Altri indicatori indicano inoltre come sia l’esercito sia la Marina stiano invecchiando più rapidamente di quanto riescano ad ammodernarsi. Il che offre ai rivali un’occasione in più per raggiungere e forse surclassare la parità tecnologica con gli Usa. La Cina è già ben avviata su questo campo, forte anche degli accordi siglati coi regimi autoritari in Africa e America Latina per lo sfruttamento delle risorse naturali, in cambio di infrastrutture e beni, compresi articoli militari. Lo stesso tipo di legame è stato stretto anche con la Russia, che fornisce a Pechino materie prime, cibo e carburante a prezzo di favore. L’obiettivo cinese – e del “Sud Globale” tramite cui tenta una controglobalizzazione per scalzare l’egemonia Usa – è mettere in crisi il sistema mondiale retto dagli americani. Se si osserva il mondo da questo punto di vista, le guerre che sembrano “scoppiate tutte insieme” sono perfettamente intellegibili: il conflitto in Ucraina contribuisce alla chiusura del Mar Rosso, gli attacchi degli Houthi alla crisi del Mar Rosso, i piani del Venezuela di conquistare gran parte della Guyana per sottrarre petrolio al blocco occidentale.
Perché gli Usa fanno la guerra su più fronti
Uno degli imperativi strategici degli Stati Uniti è quello di impedire che emerga un Paese in ogni Continente o regione del mondo. Per questo motivo sono intervenuti nella Prima e nella Seconda Guerra Mondiale in funzione anti-tedesca, per questo sono andati in Vietnam e in Afghanistan e hanno aperto alla Cina in funzione anti-sovietica, per questo sostengono l’Ucraina in funzione anti-russa. La pax americana, garantita dal controllo americano delle rotte marittime, è stata incrinata e il periodo post-Guerra Fredda si è concluso proprio con l’invasione russa dell’Ucraina. La risposta alla domanda “perché sono scoppiate queste guerre tutte insieme?” è che i nemici di Washington hanno fiutato il momento giusto per sfidare l’egemonia degli Usa. In questo senso il grande rivale finale per il predominio globale è la Cina, che ha promesso di utilizzare la forza per riprendersi l’isola di Taiwan. Nelle cui basi americane, per effetto del National Defense Authorization Act, i consiglieri militari americani hanno iniziato a stazionare in maniera permanente per portare avanti un programma completo di consulenza e addestramento delle unità locali, in linea con il Taiwan Enhanced Resilience Act.
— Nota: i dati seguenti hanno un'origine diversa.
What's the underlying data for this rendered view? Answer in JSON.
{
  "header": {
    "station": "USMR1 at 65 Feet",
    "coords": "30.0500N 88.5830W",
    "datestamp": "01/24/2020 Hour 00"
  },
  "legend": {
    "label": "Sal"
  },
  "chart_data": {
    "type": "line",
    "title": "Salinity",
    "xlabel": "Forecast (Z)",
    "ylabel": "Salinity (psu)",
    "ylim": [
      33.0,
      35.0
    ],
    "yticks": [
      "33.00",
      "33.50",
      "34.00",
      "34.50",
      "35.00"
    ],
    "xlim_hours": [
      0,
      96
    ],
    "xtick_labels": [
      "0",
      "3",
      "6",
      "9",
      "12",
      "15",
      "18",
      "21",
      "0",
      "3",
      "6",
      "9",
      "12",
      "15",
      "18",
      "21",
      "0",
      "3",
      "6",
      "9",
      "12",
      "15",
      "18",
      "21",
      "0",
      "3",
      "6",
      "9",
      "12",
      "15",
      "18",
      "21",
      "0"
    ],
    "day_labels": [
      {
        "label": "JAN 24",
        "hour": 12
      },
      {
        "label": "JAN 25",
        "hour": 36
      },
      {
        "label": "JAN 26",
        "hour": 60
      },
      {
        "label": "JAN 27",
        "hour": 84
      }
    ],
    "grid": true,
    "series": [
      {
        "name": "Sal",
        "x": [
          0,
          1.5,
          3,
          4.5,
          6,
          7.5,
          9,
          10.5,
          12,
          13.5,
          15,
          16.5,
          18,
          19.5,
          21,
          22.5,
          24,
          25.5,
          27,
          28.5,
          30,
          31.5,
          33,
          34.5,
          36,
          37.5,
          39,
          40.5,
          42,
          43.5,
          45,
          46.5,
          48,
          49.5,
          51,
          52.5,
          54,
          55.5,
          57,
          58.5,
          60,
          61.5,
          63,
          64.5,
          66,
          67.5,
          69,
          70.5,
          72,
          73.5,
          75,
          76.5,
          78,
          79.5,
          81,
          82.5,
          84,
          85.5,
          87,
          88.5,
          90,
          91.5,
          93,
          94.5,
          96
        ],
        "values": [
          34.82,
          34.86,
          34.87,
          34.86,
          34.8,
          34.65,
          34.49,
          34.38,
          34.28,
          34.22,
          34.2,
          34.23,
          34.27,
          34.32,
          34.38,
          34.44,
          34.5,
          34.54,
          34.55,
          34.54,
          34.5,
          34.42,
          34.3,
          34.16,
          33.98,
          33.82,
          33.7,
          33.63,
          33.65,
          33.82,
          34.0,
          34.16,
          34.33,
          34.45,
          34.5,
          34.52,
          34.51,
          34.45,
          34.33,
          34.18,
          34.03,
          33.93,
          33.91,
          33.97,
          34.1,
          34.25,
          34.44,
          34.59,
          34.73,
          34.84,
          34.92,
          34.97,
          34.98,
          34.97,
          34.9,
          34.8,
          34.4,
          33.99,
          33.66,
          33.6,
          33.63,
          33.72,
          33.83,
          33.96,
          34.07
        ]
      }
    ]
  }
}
La volontà statunitense di congelare la guerra in Ucraina e di sedersi al tavolo dei negoziati con la Russia risponde a un altro imperativo strategico per Washington: dividere il fronte dei nemici. Cina e Russia sono infatti imperi che si toccano, cooperanti per convenienza, alleati che non si vogliono bene. Ma che hanno unito le forze in funzione anti-americana. In questa fase una Russia sconfitta e umiliata diventerebbe facile preda di Pechino, che arriverebbe quindi alla sfida decisiva con gli Stati Uniti forte del grano e degli idrocarburi di Mosca. Se hai due grandi nemici, devi sottrarre il più debole al più forte. Da qui lo stallo al Congresso Usa sui 60 miliardi di dollari in aiuti per l’Ucraina e la decisione di scaricare il peso del supporto al Parse invaso sulle spalle degli Stati Ue, rinverdendo la minaccia di invasione europea da parte di Mosca.
Nello stesso quadro si inseriscono anche le crescenti pressioni su Israele affinché riduca la pressione militare su Gaza. Lo Stato ebraico è stato eletto da Washington fulcro per il controllo del Medio Oriente, al fine di evitare l’egemonia regionale di Arabia Saudita e Iran (e Turchia). Gli Accordi di Abramo vanno esattamente in questa direzione: la normalizzazione dei rapporti e il riconoscimento reciproco tra Israele e monarchie arabe. Per l’ira di Teheran, la cui strategia è esattamente all’opposto: impedire tale processo.